Generally, both Nick and I always felt that somebody else’s needs were more than ours. So, in 2021, during lockdown, we walked the equivalent miles from Wokingham, Berkshire to our favourite place on earth: Florence, Italy, in support of Young Lives v Cancer. We did our bit for our Granddaughter by putting one foot in front of the other. Emily is now 6 years old and still fighting Leukaemia.
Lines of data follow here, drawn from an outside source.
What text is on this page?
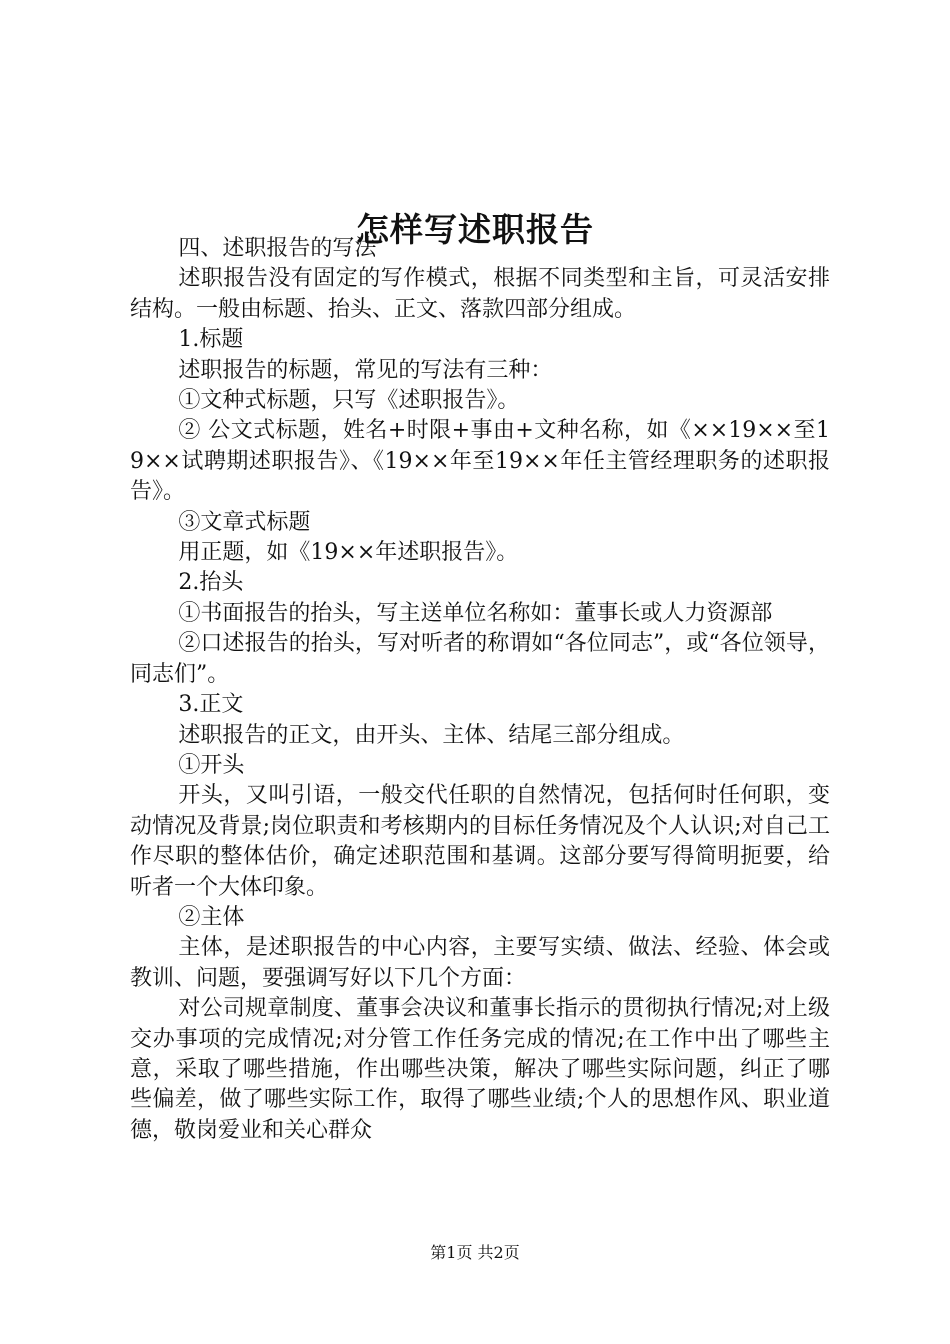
怎样写述职报告

四、述职报告的写法

述职报告没有固定的写作模式，根据不同类型和主旨，可灵活安排结构。一般由标题、抬头、正文、落款四部分组成。

1.标题

述职报告的标题，常见的写法有三种：

①文种式标题，只写《述职报告》。

② 公文式标题，姓名+时限+事由+文种名称，如《××19××至19××试聘期述职报告》、《19××年至19××年任主管经理职务的述职报告》。

③文章式标题

用正题，如《19××年述职报告》。

2.抬头

①书面报告的抬头，写主送单位名称如：董事长或人力资源部

②口述报告的抬头，写对听者的称谓如“各位同志”，或“各位领导，同志们”。

3.正文

述职报告的正文，由开头、主体、结尾三部分组成。

①开头

开头，又叫引语，一般交代任职的自然情况，包括何时任何职，变动情况及背景;岗位职责和考核期内的目标任务情况及个人认识;对自己工作尽职的整体估价，确定述职范围和基调。这部分要写得简明扼要，给听者一个大体印象。

②主体

主体，是述职报告的中心内容，主要写实绩、做法、经验、体会或教训、问题，要强调写好以下几个方面：

对公司规章制度、董事会决议和董事长指示的贯彻执行情况;对上级交办事项的完成情况;对分管工作任务完成的情况;在工作中出了哪些主意，采取了哪些措施，作出哪些决策，解决了哪些实际问题，纠正了哪些偏差，做了哪些实际工作，取得了哪些业绩;个人的思想作风、职业道德，敬岗爱业和关心群众

第1页 共2页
When you lose someone you love, you have incredible lows and incredible highs. One morning after losing Nick, I thought ‘I need to go for a walk’, so I got my trainers on again and did a route I had done hundreds of times before with Nick. During that walk I set myself a new challenge that by my 80th Birthday in November 2026 to figuratively walk over 1000 miles back from Florence, Italy – alone.

I feel so passionate about Thames Hospice, and fundraising is so important because it gives other people the invaluable opportunity to have the care and support we had in Nick’s last couple of days.

I am really hoping people will get behind my walk and support me with donations, I want Nick to be proud of what I’m doing, I know he would really want me to do it and support the Hospice in any way I can.